Un royaume de contrastes parfaitement maîtrisés, tant dans le scenario que dans le graphisme.

📕Une BD tendre, poétique et violente à la fois : 

- Tendre par l’amour entre la mère et ses enfants, par le regard et les questions de deux petites filles, ainsi que par leur proximité ; poétique car le lecteur partage leur imaginaire.

- Violente car la réalité reprend vite le dessus, car le passé et les cauchemars reviennent au galop, menaçante par le contexte historique et social de la montée du franquisme en Espagne.

📕L’histoire :

L’Espagne des années 30. Il ne fait pas bon être une mère célibataire à ce moment. Inès n’a que crainte : qu’on lui enlève ses deux petites filles. Par conséquent, elle les maintient recluses dans l’appartement, ne pas faire de bruit qui pourraient alerter des voisins malveillants comme la vieille Apolonia.
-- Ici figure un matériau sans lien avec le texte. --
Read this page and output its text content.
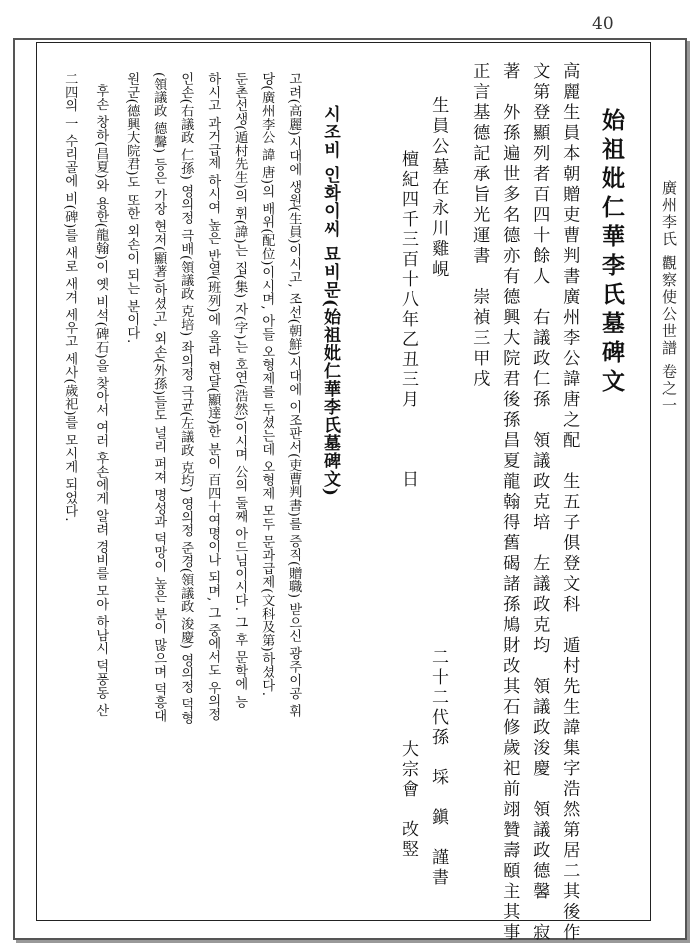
40
廣州李氏 觀察使公世譜 卷之一
始祖妣仁華李氏墓碑文
高麗生員本朝贈吏曹判書廣州李公諱唐之配　生五子俱登文科　遁村先生諱集字浩然第居二其後作
文第登顯列者百四十餘人　右議政仁孫　領議政克培　左議政克均　領議政浚慶　領議政德馨　寂
著　外孫遍世多名德亦有德興大院君後孫昌夏龍翰得舊碣諸孫鳩財改其石修歲祀前翊贊壽頤主其事
正言基德記承旨光運書　崇禎三甲戌
生員公墓在永川雞峴
檀紀四千三百十八年乙丑三月　　　日
二十二代孫　埰　鎭　謹書
大宗會　改竪
시조비 인화이씨 묘비문(始祖妣仁華李氏墓碑文)
고려(高麗)시대에 생원(生員)이시고, 조선(朝鮮)시대에 이조판서(吏曹判書)를 증직(贈職) 받으신 광주이공 휘
당(廣州李公 諱 唐)의 배위(配位)이시며, 아들 오형제를 두셨는데 오형제 모두 문과급제(文科及第)하셨다.
둔촌선생(遁村先生)의 휘(諱)는 집(集) 자(字)는 호연(浩然)이시며 公의 둘째 아드님이시다. 그 후 문학에 능
하시고 과거급제 하시여 높은 반열(班列)에 올라 현달(顯達)한 분이 百四十여명이나 되며, 그 중에서도 우의정
인손(右議政 仁孫) 영의정 극배(領議政 克培) 좌의정 극균(左議政 克均) 영의정 준경(領議政 浚慶) 영의정 덕형
(領議政 德馨) 등은 가장 현저(顯著)하셨고, 외손(外孫)들도 널리 퍼져 명성과 덕망이 높은 분이 많으며 덕흥대
원군(德興大院君)도 또한 외손이 되는 분이다.
후손 창하(昌夏)와 용한(龍翰)이 옛 비석(碑石)을 찾아서 여러 후손에게 알려 경비를 모아 하남시 덕풍동 산
二四의 一 수리골에 비(碑)를 새로 새겨 세우고 세사(歲祀)를 모시게 되었다.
Le soir, Inès disparaît enveloppée dans un grand châle aux motifs de papillon de nuit, le « saturnia »

« _ Oh ! On dirait un papillon… Un saturnia !

_ Qu’elle est belle ! Un saturnia géant ! »

Un châle qui protège mais dissimule aussi la vérité et le passé…

Les deux petites s’interrogent, cherchent à comprendre, questionne le chat qui les visite régulièrement avec des messages…

Inès recueille Clavel de Luna, (Œillet de nuit) un jeune travesti tabassé par les milices franquistes.

📕Une ambiance troublante, obsédante mais magnétique qui demeure longtemps dans la tête après avoir refermé le livre. Et cela grâce aussi à la richesse du graphisme.

Je n’avais jamais vu un trait comme celui d’Alberto. Dans les tons pastel, qui deviennent très foncés, voire cauchemardesques dans les scènes difficiles. Imprégné de l’univers japonais et cinématographique, avec des gros plans impressionnants. Comme celui de la vieille usurière, page 23. La méchanceté est incarnée dans ses traits...

Saisissant, puissant, original ! Un gros coup de cœur ! 

Merci  aux éditions Sarbacane pour la découverte de cet auteur.